Four years ago on Mother’s Day, my sweet husband and sweet son gave to me an Eastern Screech Owl house that they jointly made.  It’s probably the best gift I’ve ever received.  Later that year we put the house about fifteen feet high in a Red Oak tree in our backyard.  We’ve had a couple raise three broods in that house (and its replacement, after the house was damaged when we had honeybees removed last year).  The first year, Mom and Dad raised four owlets and last year,  two.

This is one of the four owlets from two years ago, just after they left the house.  All of them roosted in a Mountain Laurel for a few days.

I rescued one from the ground and was awed at the strength and grip of its talons (mice and rats, beware!) and softness of its feathers.    Mom and Dad were cool about my handling their little one, though they kept their big, intelligent eyes on me all the while.

This baby is one of the two from last year.

And, one of the parents, alert during the day after its offspring left the house.

In the late fall/beginning of winter, I wait with anticipation to hear the male trill to his partner late at night and into the wee hours of the morning, indicating that they’re beginning their courtship and mating rituals.  Last year, I was able to witness their kanoodling–it’s very quick and sometimes, on the fence.  Interesting…

I usually saw them at sundown as they met up after a long, sleepy day.
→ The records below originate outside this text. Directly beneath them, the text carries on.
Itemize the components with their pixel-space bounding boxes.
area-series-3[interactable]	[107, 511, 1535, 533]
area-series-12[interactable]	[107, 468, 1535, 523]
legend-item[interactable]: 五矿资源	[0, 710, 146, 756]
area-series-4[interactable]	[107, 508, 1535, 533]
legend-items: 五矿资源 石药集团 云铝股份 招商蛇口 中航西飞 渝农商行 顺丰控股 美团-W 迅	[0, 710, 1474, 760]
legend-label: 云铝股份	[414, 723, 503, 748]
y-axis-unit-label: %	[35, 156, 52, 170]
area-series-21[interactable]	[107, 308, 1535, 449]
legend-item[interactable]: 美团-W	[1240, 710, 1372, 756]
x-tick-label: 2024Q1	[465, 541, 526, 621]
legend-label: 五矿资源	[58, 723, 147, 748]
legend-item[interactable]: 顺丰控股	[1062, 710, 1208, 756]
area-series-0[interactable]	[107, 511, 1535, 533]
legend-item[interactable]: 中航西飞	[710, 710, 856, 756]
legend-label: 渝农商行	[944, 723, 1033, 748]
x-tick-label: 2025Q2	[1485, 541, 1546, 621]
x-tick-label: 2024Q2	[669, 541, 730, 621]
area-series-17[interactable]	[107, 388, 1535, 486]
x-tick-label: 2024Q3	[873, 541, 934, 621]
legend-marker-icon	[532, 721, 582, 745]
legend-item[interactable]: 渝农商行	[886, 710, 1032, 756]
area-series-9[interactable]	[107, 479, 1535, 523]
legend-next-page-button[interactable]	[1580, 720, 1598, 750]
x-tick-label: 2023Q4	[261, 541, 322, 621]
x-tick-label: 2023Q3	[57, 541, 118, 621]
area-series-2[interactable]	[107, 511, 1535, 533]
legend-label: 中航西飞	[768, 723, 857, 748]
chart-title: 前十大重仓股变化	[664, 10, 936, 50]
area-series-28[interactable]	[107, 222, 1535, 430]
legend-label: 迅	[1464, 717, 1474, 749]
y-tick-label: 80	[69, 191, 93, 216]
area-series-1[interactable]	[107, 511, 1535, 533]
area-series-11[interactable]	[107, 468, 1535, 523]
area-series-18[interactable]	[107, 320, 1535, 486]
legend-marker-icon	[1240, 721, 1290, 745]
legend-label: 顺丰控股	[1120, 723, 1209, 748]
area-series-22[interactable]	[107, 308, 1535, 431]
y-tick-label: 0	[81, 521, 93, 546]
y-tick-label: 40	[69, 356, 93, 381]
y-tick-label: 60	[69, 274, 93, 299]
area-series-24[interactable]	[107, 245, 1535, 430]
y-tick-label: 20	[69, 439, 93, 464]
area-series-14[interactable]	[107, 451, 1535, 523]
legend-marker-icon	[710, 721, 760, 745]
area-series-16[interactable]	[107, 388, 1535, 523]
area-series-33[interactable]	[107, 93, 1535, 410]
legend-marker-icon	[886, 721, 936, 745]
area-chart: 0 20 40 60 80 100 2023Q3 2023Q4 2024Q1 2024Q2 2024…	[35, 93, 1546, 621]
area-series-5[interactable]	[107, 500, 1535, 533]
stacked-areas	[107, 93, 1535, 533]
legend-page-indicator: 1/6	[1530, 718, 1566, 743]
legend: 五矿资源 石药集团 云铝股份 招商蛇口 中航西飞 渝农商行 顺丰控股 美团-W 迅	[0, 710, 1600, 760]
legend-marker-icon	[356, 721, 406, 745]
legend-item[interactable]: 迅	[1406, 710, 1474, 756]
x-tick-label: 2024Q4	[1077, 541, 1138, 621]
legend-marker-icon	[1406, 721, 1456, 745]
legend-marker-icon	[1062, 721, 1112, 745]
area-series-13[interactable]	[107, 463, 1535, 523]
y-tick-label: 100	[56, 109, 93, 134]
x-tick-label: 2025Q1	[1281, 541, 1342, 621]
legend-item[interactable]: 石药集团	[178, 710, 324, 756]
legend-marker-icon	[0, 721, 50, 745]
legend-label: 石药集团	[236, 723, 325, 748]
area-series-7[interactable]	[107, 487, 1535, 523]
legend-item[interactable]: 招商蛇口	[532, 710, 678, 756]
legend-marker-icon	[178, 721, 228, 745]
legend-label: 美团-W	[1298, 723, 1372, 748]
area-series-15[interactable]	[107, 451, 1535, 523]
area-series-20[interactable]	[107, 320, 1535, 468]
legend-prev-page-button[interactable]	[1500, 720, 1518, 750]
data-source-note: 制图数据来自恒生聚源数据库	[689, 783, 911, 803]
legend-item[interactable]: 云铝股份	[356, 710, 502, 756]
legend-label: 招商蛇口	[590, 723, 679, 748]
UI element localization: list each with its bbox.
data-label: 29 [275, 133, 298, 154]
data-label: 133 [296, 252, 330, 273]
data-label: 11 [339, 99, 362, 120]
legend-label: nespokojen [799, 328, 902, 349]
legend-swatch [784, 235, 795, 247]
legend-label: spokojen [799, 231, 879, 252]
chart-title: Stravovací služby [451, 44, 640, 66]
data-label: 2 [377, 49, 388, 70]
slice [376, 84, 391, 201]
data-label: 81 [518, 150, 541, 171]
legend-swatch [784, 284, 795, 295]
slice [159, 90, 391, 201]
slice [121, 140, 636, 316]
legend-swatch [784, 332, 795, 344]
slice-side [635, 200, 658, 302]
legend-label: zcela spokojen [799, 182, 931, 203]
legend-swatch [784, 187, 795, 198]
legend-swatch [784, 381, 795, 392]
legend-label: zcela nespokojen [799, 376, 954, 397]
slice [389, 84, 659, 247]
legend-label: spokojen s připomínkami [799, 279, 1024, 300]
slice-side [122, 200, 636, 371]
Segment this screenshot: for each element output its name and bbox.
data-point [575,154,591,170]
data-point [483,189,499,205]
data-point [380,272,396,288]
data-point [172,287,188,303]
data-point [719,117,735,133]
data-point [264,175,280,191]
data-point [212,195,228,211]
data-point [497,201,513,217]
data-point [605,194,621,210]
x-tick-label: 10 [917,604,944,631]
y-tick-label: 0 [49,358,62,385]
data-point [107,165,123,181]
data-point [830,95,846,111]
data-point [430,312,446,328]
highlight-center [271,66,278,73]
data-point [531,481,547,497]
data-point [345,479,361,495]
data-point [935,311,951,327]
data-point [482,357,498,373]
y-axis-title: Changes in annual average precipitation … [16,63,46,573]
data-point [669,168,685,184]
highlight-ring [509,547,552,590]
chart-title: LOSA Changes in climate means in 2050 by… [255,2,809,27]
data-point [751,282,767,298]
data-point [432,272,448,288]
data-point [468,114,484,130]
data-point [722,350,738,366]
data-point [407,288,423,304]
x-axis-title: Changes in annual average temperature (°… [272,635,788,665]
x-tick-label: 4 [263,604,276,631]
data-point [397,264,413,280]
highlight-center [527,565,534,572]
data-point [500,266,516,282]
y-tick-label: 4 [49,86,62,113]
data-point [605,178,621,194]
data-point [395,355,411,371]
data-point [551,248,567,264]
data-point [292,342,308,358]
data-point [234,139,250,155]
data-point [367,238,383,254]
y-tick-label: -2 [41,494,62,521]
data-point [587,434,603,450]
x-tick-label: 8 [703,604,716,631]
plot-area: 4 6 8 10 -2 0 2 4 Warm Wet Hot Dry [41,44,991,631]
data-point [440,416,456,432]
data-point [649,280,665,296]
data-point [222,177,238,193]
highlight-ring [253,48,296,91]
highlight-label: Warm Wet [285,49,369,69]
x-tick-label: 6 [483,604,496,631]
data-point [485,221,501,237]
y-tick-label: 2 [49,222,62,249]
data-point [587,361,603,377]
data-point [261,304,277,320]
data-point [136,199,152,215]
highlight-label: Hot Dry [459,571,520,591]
One stayed in the house and the other in a thicket at the back of a neighbor’s property.  The owls were a little late (and more discreet…) this year in their courtship.  I heard Dad’s signature trill of plenty of times in January and February, but only had a few sightings of them until this past month or so.

Through most of April, Mom was in the house daily.

Mostly, she snoozed and showed concern only when a male squirrel romped a little too close to her and her brood.

She completely ignored the Bluejays who regularly perch on the branches in front of the house and “caw” loudly and obnoxiously at her, offended at the presence of this fierce (though cute!!) predator amongst them.

Dad roosts in my neighbor’s thicket.  This past week, both parents have flown to the house from the thicket, so things are apparently a little cramped with the growing owlets.

Earlier this week, I  briefly saw a little bit of fuzzy, grey head before it darted back into the hole.  Owlet!!

Finally this:

He (maybe she, I have no clue), sat looking out at the big, wide world that he is about to enter, for about 20 minutes.

He wasn’t shy at all with the three of us gawping up at him.  I’m not quite sure how I feel about that, either.  From a personal standpoint, I’m thrilled.  To be in the presence of these shy, elusive animals is such a gift.  But from a biological standpoint, I wish he was a little more skittish about these weird humans talking to him and making kissing sounds.  (Okay, it was only me doing the kissing thing.)  Maybe he wasn’t particularly nervous because owls (like the rest of us) love being told how darling they are.

Now that the owlet(s) are making regular appearances at the hole, it’s a matter of a couple of days before they leave the house for good.  They’ll roost in the tree for a few days more, then, they’ll be gone.  Hopefully, they’ll have plenty to hunt and avoid cars and the Great Horned Owls that are around.

I always mourn a little after they leave. These past two years, I’ve  occasionally seen an Eastern Screech Owl in the early summer.  But I’ll have to wait until next winter to re-engage an observational relationship with these magnificent birds.

Go forth, little owls and live happy, productive owl lives!!